—El día que entramos —dijo Uva— le vimos a usted trabajando en San Pedro. Pero no quisimos decirle nada por no llamar la atención..., que nosotros tenemos que andar con mucho ten con ten para que nos consientan nuestro tráfico... Sepa el señor capellán que en la guarnición hay algunos jefes aragoneses, y entre ellos uno que... Tengo por cierto que ha de conocerle a usted, porque es de la Canal de Berdún, o de junto a Tiermas.
—¿Cómo se llama?
—Don Rodrigo de Arbués..., alto, seco... Paréceme que es comandante o teniente coronel... No estoy seguro.

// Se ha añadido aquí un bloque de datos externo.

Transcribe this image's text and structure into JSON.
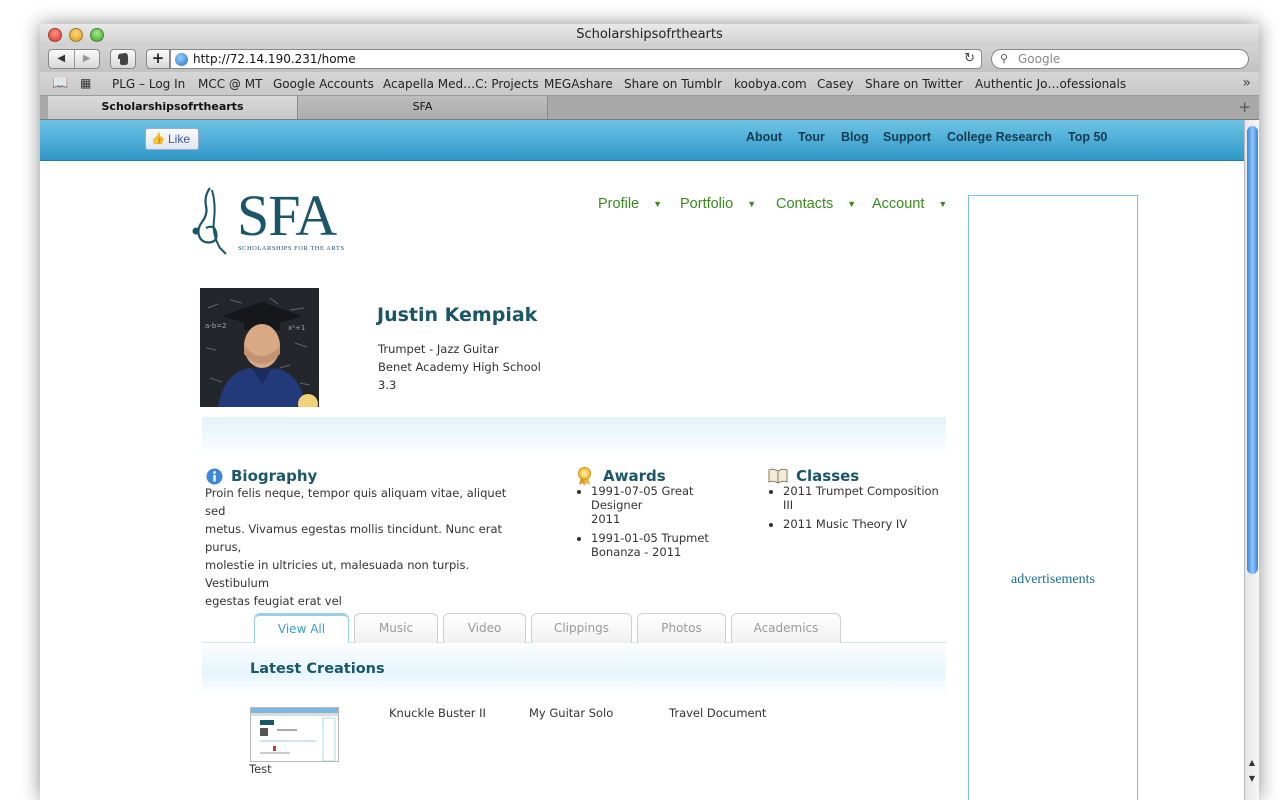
{
  "window": {
    "title": "Scholarshipsofrthearts"
  },
  "toolbar": {
    "url": "http://72.14.190.231/home",
    "search_placeholder": "Google",
    "back_label": "◀",
    "forward_label": "▶",
    "add_label": "+",
    "reload_label": "↻"
  },
  "bookmarks": [
    "PLG – Log In",
    "MCC @ MT",
    "Google Accounts",
    "Acapella Med…C: Projects",
    "MEGAshare",
    "Share on Tumblr",
    "koobya.com",
    "Casey",
    "Share on Twitter",
    "Authentic Jo…ofessionals"
  ],
  "bookmarks_more": "»",
  "tabs": [
    {
      "label": "Scholarshipsofrthearts",
      "active": true
    },
    {
      "label": "SFA",
      "active": false
    }
  ],
  "tab_add": "+",
  "site": {
    "like_label": "Like",
    "top_nav": [
      "About",
      "Tour",
      "Blog",
      "Support",
      "College Research",
      "Top 50"
    ],
    "logo_text": "SFA",
    "logo_subtitle": "SCHOLARSHIPS FOR THE ARTS",
    "main_nav": [
      "Profile",
      "Portfolio",
      "Contacts",
      "Account"
    ],
    "ad_label": "advertisements"
  },
  "profile": {
    "name": "Justin Kempiak",
    "instrument": "Trumpet - Jazz Guitar",
    "school": "Benet Academy High School",
    "gpa": "3.3"
  },
  "sections": {
    "biography": {
      "title": "Biography",
      "lines": [
        "Proin felis neque, tempor quis aliquam vitae, aliquet sed",
        "metus. Vivamus egestas mollis tincidunt. Nunc erat purus,",
        "molestie in ultricies ut, malesuada non turpis. Vestibulum",
        "egestas feugiat erat vel"
      ]
    },
    "awards": {
      "title": "Awards",
      "items": [
        [
          "1991-07-05 Great Designer",
          "2011"
        ],
        [
          "1991-01-05 Trupmet",
          "Bonanza - 2011"
        ]
      ]
    },
    "classes": {
      "title": "Classes",
      "items": [
        [
          "2011 Trumpet Composition",
          "III"
        ],
        [
          "2011 Music Theory IV"
        ]
      ]
    }
  },
  "content_tabs": [
    "View All",
    "Music",
    "Video",
    "Clippings",
    "Photos",
    "Academics"
  ],
  "latest": {
    "title": "Latest Creations",
    "items": [
      "Test",
      "Knuckle Buster II",
      "My Guitar Solo",
      "Travel Document"
    ]
  },
  "colors": {
    "brand": "#1a5568",
    "nav_green": "#3a8a1e",
    "header_blue": "#2f97c6",
    "tab_active": "#3aa0c8"
  }
}
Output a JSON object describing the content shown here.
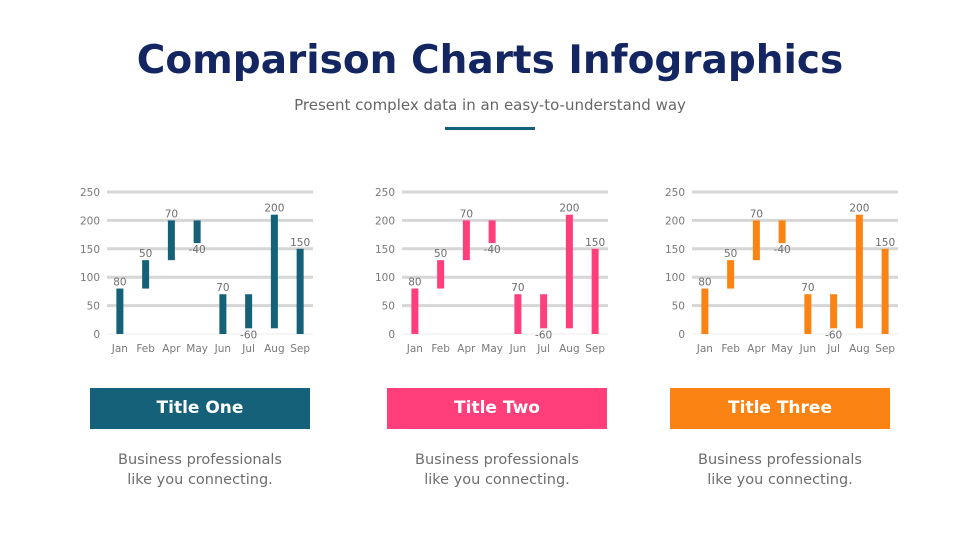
{
  "header": {
    "title": "Comparison Charts Infographics",
    "subtitle": "Present complex data in an easy-to-understand way",
    "accent": "#15617a"
  },
  "panels": [
    {
      "title": "Title One",
      "line1": "Business professionals",
      "line2": "like you connecting.",
      "color": "#15617a"
    },
    {
      "title": "Title Two",
      "line1": "Business professionals",
      "line2": "like you connecting.",
      "color": "#ff3f7c"
    },
    {
      "title": "Title Three",
      "line1": "Business professionals",
      "line2": "like you connecting.",
      "color": "#fb8313"
    }
  ],
  "chart_data": [
    {
      "type": "bar",
      "subtype": "waterfall",
      "categories": [
        "Jan",
        "Feb",
        "Apr",
        "May",
        "Jun",
        "Jul",
        "Aug",
        "Sep"
      ],
      "values": [
        80,
        50,
        70,
        -40,
        70,
        -60,
        200,
        150
      ],
      "bar_ranges": [
        [
          0,
          80
        ],
        [
          80,
          130
        ],
        [
          130,
          200
        ],
        [
          160,
          200
        ],
        [
          0,
          70
        ],
        [
          10,
          70
        ],
        [
          10,
          210
        ],
        [
          0,
          150
        ]
      ],
      "data_labels": [
        "80",
        "50",
        "70",
        "-40",
        "70",
        "-60",
        "200",
        "150"
      ],
      "yticks": [
        0,
        50,
        100,
        150,
        200,
        250
      ],
      "ylim": [
        0,
        250
      ],
      "grid": true,
      "color": "#15617a",
      "title": "",
      "xlabel": "",
      "ylabel": ""
    },
    {
      "type": "bar",
      "subtype": "waterfall",
      "categories": [
        "Jan",
        "Feb",
        "Apr",
        "May",
        "Jun",
        "Jul",
        "Aug",
        "Sep"
      ],
      "values": [
        80,
        50,
        70,
        -40,
        70,
        -60,
        200,
        150
      ],
      "bar_ranges": [
        [
          0,
          80
        ],
        [
          80,
          130
        ],
        [
          130,
          200
        ],
        [
          160,
          200
        ],
        [
          0,
          70
        ],
        [
          10,
          70
        ],
        [
          10,
          210
        ],
        [
          0,
          150
        ]
      ],
      "data_labels": [
        "80",
        "50",
        "70",
        "-40",
        "70",
        "-60",
        "200",
        "150"
      ],
      "yticks": [
        0,
        50,
        100,
        150,
        200,
        250
      ],
      "ylim": [
        0,
        250
      ],
      "grid": true,
      "color": "#ff3f7c",
      "title": "",
      "xlabel": "",
      "ylabel": ""
    },
    {
      "type": "bar",
      "subtype": "waterfall",
      "categories": [
        "Jan",
        "Feb",
        "Apr",
        "May",
        "Jun",
        "Jul",
        "Aug",
        "Sep"
      ],
      "values": [
        80,
        50,
        70,
        -40,
        70,
        -60,
        200,
        150
      ],
      "bar_ranges": [
        [
          0,
          80
        ],
        [
          80,
          130
        ],
        [
          130,
          200
        ],
        [
          160,
          200
        ],
        [
          0,
          70
        ],
        [
          10,
          70
        ],
        [
          10,
          210
        ],
        [
          0,
          150
        ]
      ],
      "data_labels": [
        "80",
        "50",
        "70",
        "-40",
        "70",
        "-60",
        "200",
        "150"
      ],
      "yticks": [
        0,
        50,
        100,
        150,
        200,
        250
      ],
      "ylim": [
        0,
        250
      ],
      "grid": true,
      "color": "#fb8313",
      "title": "",
      "xlabel": "",
      "ylabel": ""
    }
  ]
}
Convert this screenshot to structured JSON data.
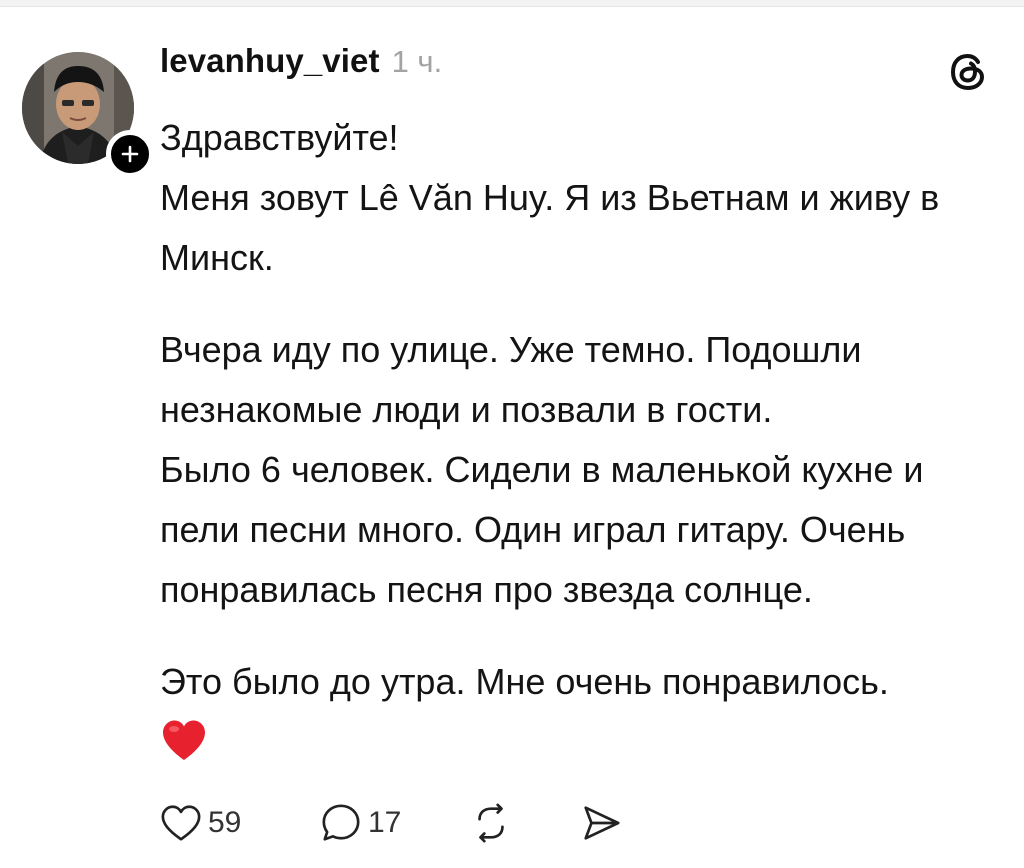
{
  "post": {
    "username": "levanhuy_viet",
    "timestamp": "1 ч.",
    "paragraphs": [
      "Здравствуйте!",
      "Меня зовут Lê Văn Huy. Я из Вьетнам и живу в Минск.",
      "Вчера иду по улице. Уже темно. Подошли незнакомые люди и позвали в гости.",
      "Было 6 человек. Сидели в маленькой кухне и пели песни много. Один играл гитару. Очень  понравилась песня про звезда солнце.",
      "Это было до утра. Мне очень понравилось."
    ],
    "emoji": "heart-emoji"
  },
  "actions": {
    "likes": "59",
    "replies": "17"
  },
  "icons": {
    "avatar": "avatar",
    "follow": "plus-icon",
    "brand": "threads-logo-icon",
    "like": "heart-outline-icon",
    "reply": "speech-bubble-icon",
    "repost": "repost-icon",
    "share": "send-icon"
  },
  "colors": {
    "text": "#141414",
    "muted": "#a3a3a3",
    "heart": "#e8212e",
    "badge": "#000000"
  }
}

—¡Loado sea Dios! —dijo Fago tan conmovido, que poco le faltó para echarse a llorar...—. Es mi primo, primo segundo mío, y amigo cariñoso desde la infancia. En la edad feliz, de los veinte a los veinticinco, hemos hecho juntos bastantes diabluras... Por lo que más quieras en el mundo, Uva de mi alma, hazme el favor, hazme la caridad de ir en su busca ahora mismo, y decirle dónde estoy y el mísero estado en que me encuentro.
Prestose el buen hombre a desempeñar la caritativa comisión, y dos horas después tenía Fago el indecible consuelo de verse estrechado en los brazos de su amigo y pariente don Rodrigo de Arbués.
XXV
—Chiquio, el demonio que te conozca. Eres el cadáver de ti mismo —le dijo con noble y cordial efusión—. ¿Cómo has llegado a ponerte tan flaco y amarillo? ¿Dónde y cómo caíste prisionero? ¿Qué ha sido de ti desde que fuiste a Oñate?...
Al cúmulo de preguntas que le hizo, no pudo contestar Fago más que con expresiones de alegría y reconocimiento; pero repuesto de la alegría que el feliz encuentro le produjo, emprendió el completo relato de sus desventuras, cuidando de emplear cierto método histórico, para que Arbués pudiese formar juicio, y resolver algo que condujese a la terminación de aquel horrible cautiverio. Hablaron toda la tarde; la situación del prisionero cambió radicalmente, y el jefe de la prisión le mostró gran benevolencia; la esperanza brillaba en los espacios, y sonreía en el alma del pobre capellán. Despidiose Arbués diciéndole que estuviese tranquilo; él hablaría con su coronel, jefe de la plaza, que le estimaba mucho, y pronto se resolvería lo más conveniente (estilo militar).
Al siguiente día por la tarde, oyó Fago de su primo esta extraña proposición:
—Chiquio, darte la libertad de buenas a primeras, sin trámite de la Auditoría militar, paréceme difícil; proporcionarte la evasión, no es imposible, ni aun difícil; pero el coronel no quiere gastar esas bromas. Teme que aproveches tu libertad para volverte a la facción y pelear contra nosotros. Si nos das una garantía de que no harás armas contra la reina, se buscará un medio de que seas libre mañana mismo.